3/ Be creative - Innovate when preparing your news release. Utilize the latest storytelling tools, such as interactive photos and videos. There are numerous shareable multimedia options that will engage journalists and consumers.

4/ Think like a journalist - Present your message in a journalistic format. The media covers stories they deem newsworthy so offer them a story that mirrors their usual content. Give them what they are looking for: visuals and quality content.

5/ Think social media - Write pertinent and quality content; it will drive sharing and engagement. Engagement is a major goal when issuing a news release because it shows that audiences are interested in your message. The question to ask yourself is how to maximize engagement. Choose the community you want to reach and craft messages adapted to its members.

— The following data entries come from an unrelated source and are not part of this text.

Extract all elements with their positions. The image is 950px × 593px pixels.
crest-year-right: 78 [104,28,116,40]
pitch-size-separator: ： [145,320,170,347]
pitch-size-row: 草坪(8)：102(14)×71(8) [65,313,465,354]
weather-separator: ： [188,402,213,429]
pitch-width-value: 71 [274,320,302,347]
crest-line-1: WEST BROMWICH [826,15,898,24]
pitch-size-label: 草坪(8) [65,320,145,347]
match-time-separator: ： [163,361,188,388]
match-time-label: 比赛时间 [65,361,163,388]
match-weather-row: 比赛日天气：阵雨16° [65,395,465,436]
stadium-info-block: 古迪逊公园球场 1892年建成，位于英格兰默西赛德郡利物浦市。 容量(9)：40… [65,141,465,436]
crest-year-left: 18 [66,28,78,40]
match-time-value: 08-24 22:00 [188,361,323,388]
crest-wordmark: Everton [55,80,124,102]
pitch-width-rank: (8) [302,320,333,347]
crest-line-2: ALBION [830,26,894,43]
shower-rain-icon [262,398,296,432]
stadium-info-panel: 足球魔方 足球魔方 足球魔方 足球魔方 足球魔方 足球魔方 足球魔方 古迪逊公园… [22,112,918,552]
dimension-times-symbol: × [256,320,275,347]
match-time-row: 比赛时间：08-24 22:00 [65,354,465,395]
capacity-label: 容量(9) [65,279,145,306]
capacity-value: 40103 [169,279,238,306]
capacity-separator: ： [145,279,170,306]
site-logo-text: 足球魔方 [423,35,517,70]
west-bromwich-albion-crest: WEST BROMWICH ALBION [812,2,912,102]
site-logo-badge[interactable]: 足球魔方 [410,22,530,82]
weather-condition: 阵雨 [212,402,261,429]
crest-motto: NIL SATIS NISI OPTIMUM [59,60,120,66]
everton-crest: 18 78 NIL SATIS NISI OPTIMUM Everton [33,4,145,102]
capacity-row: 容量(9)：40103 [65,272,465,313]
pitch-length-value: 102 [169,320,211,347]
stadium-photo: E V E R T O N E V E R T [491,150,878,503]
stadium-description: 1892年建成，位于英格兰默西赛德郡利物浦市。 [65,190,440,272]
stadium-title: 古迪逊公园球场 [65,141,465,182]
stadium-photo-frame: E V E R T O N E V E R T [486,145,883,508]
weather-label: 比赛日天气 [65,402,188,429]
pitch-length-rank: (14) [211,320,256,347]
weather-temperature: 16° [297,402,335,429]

Like journalists, you should master the popular social media platforms and know exactly which one is the most appropriate for the type of message you want to deliver.

6/ Searchability - Journalists love Google when researching data and info to write an article. To make sure your press release comes on top of searches, it needs to be written for optimization. The first 5-7 words of your news release headline becomes your URL string. These words must be carefully chosen. Click here to learn how to write a headline Google will love. And don’t forget to include multimedia and captions. The distribution process by your news service provider (Business Wire for example) will post your news release on multiple sites on the web and facilitates its archive on the Internet. News release optimization and distribution by an experienced partner will ensure your news release is easily found across the web.

7/ Headlines and Sub-Headlines – Your headline can be as long or as short as you would like, but they should include all the information a reporter needs to see to open your news story. Most editorial systems showcase the first 55 characters of your headline while search engines will show up to 70 characters. This means you have between 8-15 words in your headline to entice your readers into opening your release.  Since sub-headlines are not seen until the news release is open, be sure to include the impact of your news on your desired audience in your headline.